Pour en débattre, Kossi Elom Balao, directeur dudit Forum a invité Eric Scherer, directeur de l'innovation et de la prospective de France Télévisions, et journaliste-reporter depuis 1985. 

 

Voici quelques morceaux choisis issus de cette session. 

"On a besoin plus que jamais des journalistes !", a lancé Eric Scherer. Pour ce spécialiste des nouveaux médias, si toute personne peut témoigner d’un événement grâce aux réseaux sociaux et d’autres outils, tout le monde ne peut se prévaloir d’être un journaliste. 

"C’est certain que chacun peut être témoin d’un événement ici ou là, que ce soit dans un pays ou dans une ville et peut en parler ou en témoigner mais pour rendre compte de cet événement, pour l’expliquer, pour l’hiérarchiser ou pour le contextualiser, je pense qu'il faut un professionnel, et ce professionnel c’est un journaliste qui va pouvoir donner du sens à cet événement", explique-t-il. 

"Même s’il n’est pas obligatoire de passer par une école de journalisme avant d’être un journaliste, on ne s’improvise pas journaliste. [...] Cette formation peut se faire au sein d'une rédaction, sur le terrain, ou auprès d’experts du sujet que l'on veut couvrir", indique Eric Scherer. 

La mission du journalisme n’a pas changé 

Le journaliste a pour mission d’après Eric Scherer de témoigner, de faire comprendre, d’expliquer le monde et de donner du sens à ce qui se passe dans les grands comme petits événements. 

Il est aussi appelé à montrer les choses que les puissants, les puissances économiques, administratives, sportives et financières voudraient cacher au monde.
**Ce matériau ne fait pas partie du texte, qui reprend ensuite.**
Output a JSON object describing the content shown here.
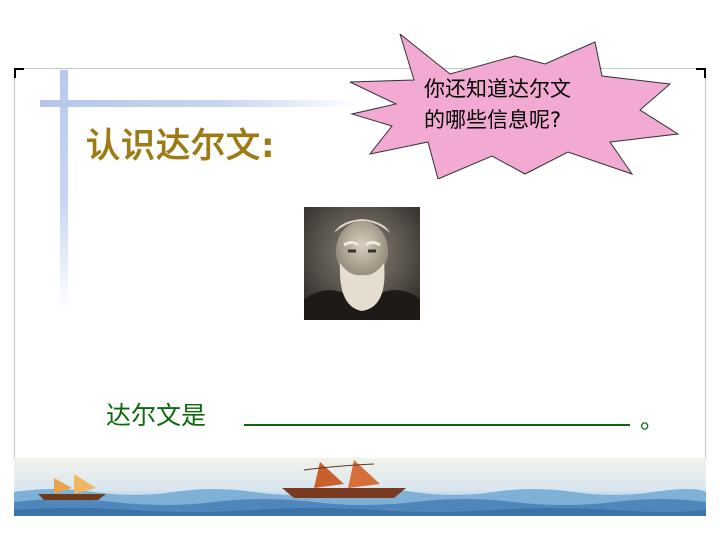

Le journaliste devrait ainsi s’atteler à faire partager la réalité au reste de la population. Et cette mission n’a pas changé malgré les bouleversements que rencontre le journalisme, pense cet ancien journaliste de Reuters et de l'Agence France Presse. 

"C’est de plus en plus dur parce qu’aujourd’hui évidemment on est confronté à beaucoup de rumeurs, de fausses informations, le fait que les gens croient de plus en plus à des choses qui ne sont pas vraies. La défense de la vérité, ou d’une réalité devrait être le rôle d’un média", estime le directeur de l'innovation et de la prospective de France Télévisions. 

Expliquer le monde en 2022 

Pour Eric Scherer "on ne peut plus faire du journalisme en maintenant une distance avec l’audience". Ainsi, pour expliquer le monde en 2022, les journalistes doivent se rendre sur le terrain. Là, ils devront rencontrer et écouter la population. Il faut qu’il ait une co-construction ou une co-production de l’information avec les publics et les citoyens. 

"Il faut être beaucoup plus proche du terrain, toujours à l’écoute de ce qui se passe, essayer de comprendre, essayer d’anticiper, et de trouver des signaux faibles dans ce qui est en train de se passer pour pouvoir informer", conseille Eric Scherer.

En 2022, on a besoin d’un journalisme qui explique et qui couvre la réalité du monde dans sa globalité. 

"La population veut comprendre ce qui se passe dans son environnement, elle veut comprendre les tenants et les aboutissants de son espace et le journaliste doit l’aider à comprendre par exemple la crise sanitaire actuelle, la crise climatique, ou encore les relations entre les hommes et les femmes", pense cet ancien directeur de la stratégie de l’AFP.

Les journalistes devraient aussi opter pour une approche davantage tournée vers le journalisme de solutions. "L’un des reproches qu’on fait souvent au journaliste, c’est de parler seulement des choses négatives et de contribuer finalement à la mauvaise humeur ou à la morosité de la société. Je pense que le journalisme de solutions fait partie des pistes d’avenir." 

Ne pas ignorer les menaces 

Les médias doivent aussi faire face à des menaces, notamment économiques. "C’est de plus en plus difficile de faire vivre des rédactions financièrement", relate-t-il, lui qui possède 37 années d’expérience dans le journalisme.  

De plus, il existe des menaces que l'auteur du livre A-t-on encore besoin des journalistes ?, qualifie de "menaces de confiance ou de défiance de la population" vis-à-vis des journalistes. 

"Le pouvoir du journaliste est partagé [...] avec l’audience du moment où il y a une démocratisation de l’écriture et qu’il n’est plus le seul à raconter les événements", regrette l'ancien journaliste de chez Reuters.